Islamic State group releases latest Dabiq magazine attacking Christianity

Islamic State group releases latest Dabiq magazine attacking Christianity
The Islamic State group have released the latest issue of its infamous online Dabiq magazine, attacking Christianity, secularism and liberalism, and coinciding with its most recent murderous rampages in Europe.
3 min read
31 July, 2016
Europe has been rocked by a series of murders by IS sympathisers [AFP]
The latest issue of the Islamic State group's infamous Dabiq magazine has been released carrying a strongly anti-Christian and anti-Western message.

Themed 'Break The Cross', the magazine attacks Christianity throughout the issue, with writers attempting to use scholarly and theological justifications for IS' war on the West.

The cover features an image of an IS militant tearing a cross from a church roof, while the back show a desecrated Christian grave stone.
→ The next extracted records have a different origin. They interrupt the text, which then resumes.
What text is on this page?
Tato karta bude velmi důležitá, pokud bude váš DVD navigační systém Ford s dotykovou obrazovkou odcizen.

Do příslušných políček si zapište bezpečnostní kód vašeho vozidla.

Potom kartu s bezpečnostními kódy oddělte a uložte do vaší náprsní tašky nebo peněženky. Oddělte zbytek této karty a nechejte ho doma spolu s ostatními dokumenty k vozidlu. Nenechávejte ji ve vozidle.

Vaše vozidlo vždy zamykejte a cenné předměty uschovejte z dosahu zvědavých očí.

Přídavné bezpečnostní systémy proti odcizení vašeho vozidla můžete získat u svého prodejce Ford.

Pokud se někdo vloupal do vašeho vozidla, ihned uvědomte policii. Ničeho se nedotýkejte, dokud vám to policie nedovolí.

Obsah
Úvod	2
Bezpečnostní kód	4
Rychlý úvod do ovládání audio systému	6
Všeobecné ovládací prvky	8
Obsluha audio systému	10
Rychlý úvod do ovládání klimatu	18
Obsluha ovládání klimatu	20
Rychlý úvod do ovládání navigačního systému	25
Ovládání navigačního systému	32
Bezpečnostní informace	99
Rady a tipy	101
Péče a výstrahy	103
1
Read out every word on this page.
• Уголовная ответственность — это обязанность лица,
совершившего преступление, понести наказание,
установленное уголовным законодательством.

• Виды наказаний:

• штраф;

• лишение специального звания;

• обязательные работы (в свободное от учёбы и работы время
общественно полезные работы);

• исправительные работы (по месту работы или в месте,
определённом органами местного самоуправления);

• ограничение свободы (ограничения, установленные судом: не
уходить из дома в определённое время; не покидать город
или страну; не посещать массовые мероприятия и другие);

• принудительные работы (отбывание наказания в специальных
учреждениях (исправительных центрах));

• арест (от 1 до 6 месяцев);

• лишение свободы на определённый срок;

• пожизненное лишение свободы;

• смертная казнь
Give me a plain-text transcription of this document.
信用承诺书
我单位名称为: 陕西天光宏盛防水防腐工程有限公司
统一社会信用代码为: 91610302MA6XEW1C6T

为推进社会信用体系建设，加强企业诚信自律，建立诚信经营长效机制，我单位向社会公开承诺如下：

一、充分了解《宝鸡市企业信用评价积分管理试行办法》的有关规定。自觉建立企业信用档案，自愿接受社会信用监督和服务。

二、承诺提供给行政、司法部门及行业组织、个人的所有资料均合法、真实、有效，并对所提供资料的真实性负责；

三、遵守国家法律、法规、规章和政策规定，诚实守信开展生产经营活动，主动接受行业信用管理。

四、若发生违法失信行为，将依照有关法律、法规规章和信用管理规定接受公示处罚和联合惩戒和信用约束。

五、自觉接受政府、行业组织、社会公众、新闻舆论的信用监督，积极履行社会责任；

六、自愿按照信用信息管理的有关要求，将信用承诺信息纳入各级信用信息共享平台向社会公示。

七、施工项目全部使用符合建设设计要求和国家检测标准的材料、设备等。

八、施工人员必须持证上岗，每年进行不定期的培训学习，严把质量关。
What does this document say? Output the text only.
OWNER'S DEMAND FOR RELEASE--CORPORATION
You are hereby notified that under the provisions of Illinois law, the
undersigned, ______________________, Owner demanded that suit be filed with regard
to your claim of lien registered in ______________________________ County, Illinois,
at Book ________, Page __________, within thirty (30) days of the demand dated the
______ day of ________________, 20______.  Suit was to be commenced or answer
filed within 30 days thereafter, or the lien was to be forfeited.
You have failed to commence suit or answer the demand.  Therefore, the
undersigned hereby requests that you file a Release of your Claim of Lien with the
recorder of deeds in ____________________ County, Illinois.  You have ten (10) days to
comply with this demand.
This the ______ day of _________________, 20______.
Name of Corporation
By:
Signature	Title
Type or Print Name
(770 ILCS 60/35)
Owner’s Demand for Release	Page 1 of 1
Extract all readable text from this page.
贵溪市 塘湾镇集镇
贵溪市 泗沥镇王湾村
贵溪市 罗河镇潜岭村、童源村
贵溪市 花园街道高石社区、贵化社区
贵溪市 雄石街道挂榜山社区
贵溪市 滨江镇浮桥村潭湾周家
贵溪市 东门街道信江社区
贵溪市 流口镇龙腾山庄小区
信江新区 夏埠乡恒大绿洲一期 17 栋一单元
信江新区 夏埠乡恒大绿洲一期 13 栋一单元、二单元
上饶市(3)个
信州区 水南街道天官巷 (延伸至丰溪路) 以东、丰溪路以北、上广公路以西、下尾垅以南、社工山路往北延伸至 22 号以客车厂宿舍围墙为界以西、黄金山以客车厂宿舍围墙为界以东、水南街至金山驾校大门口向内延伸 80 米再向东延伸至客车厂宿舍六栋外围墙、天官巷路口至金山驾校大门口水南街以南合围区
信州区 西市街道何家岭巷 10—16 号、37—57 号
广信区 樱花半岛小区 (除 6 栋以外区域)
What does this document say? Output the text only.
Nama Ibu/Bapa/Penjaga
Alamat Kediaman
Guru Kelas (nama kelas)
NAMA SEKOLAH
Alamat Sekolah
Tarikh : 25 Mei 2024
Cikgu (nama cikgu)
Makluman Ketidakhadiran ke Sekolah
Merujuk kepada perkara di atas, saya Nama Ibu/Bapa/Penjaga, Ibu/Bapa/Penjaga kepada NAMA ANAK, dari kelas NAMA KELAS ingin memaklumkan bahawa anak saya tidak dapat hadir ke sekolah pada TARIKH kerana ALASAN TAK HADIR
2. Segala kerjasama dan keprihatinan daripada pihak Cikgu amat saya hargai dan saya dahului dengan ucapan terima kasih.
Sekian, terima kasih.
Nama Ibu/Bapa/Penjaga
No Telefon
Issue 15 of the magazine appeared to have been hit by delays, but the release of the strongly anti-Christian and Western edition coincides with a series of lone wolf murder attacks by suspected IS sympathisers in Europe and the US.

Dabiq praises a bloody attack in Nice on 14 July, when a man drove a lorry into crowds on packed streets and showed images from the murder scene. 

It also mentions a mass shooting in an Orlando gay club by a lone gunman, the beheading of a priest in France, two attacks in Germany, and murderous assaults claimed by IS in Bangladesh. 

It said that these led to the "martyrdom [of] twelve soldiers of the caliphate" and "killed or injured 600 Crusaders".

These militant attacks were all on civilian targets, and murdered young and old, women and children indiscriminately. Many analysts believe these attacks are a sign of weakness of the group, and were likely copy-cat attacks rather directly ordered by the leadership in Raqqa.

The latest issue of Dabiq features profiles and articles from IS fighters from Christian backgrounds.

The IS' propagandists also attack secularism, democracy and women's rights in Europe and the US, taking particular aim at Western concepts of liberalism.

The magazine includes pictures of "pagan" cannabis' rights protesters, the White House lit with rainbow colours associated with the LGBT community, and an image of a clean shaven man among US soldiers who it describes as "effeminate".

The inventor of psychoanalysis Sigmund Freud is also attacked, who Dabiq describes as "one of the engineers of Western decadence".

Most of the focus of the magazine appears to be Christianity and the "debauchery" or "paganism" of the West, and emphasises the stories of converts from the religion. 

Many believe the issue could be an attempt to boost morale among its foreign fighters, many of whom come from Europe.

Dabiq takes its name from a town in Syria, which IS followers believe will be the site of a final battle between Muslim and Christian armies.

The vision of Armageddon and emphasis on this relatively obscure and insignificant Syrian town has been frequently employed in IS propaganda.

The concept is also said to have been used to encourage foreign recruits to come to its territories.

IS has lost huge tracts of land from Iraqi, Kurdish and Syrian rebel forces and come under sustained attack by US-led coalition war planes.

Kurdish and rebel forces have been advancing on its self-declared "capital" Raqqa in Syria, while Iraqi-Kurdish forces appear to be preparing for a final assault on its largest city Mosul, in Iraq.

Iraq's Defence Minister Khalid al-Obeidi claimed on Sunday - the same day the magazine was released - that IS leaders and their families had sold their belongings and were fleeing Mosul as Kurdish-Iraqi forces close in on the city.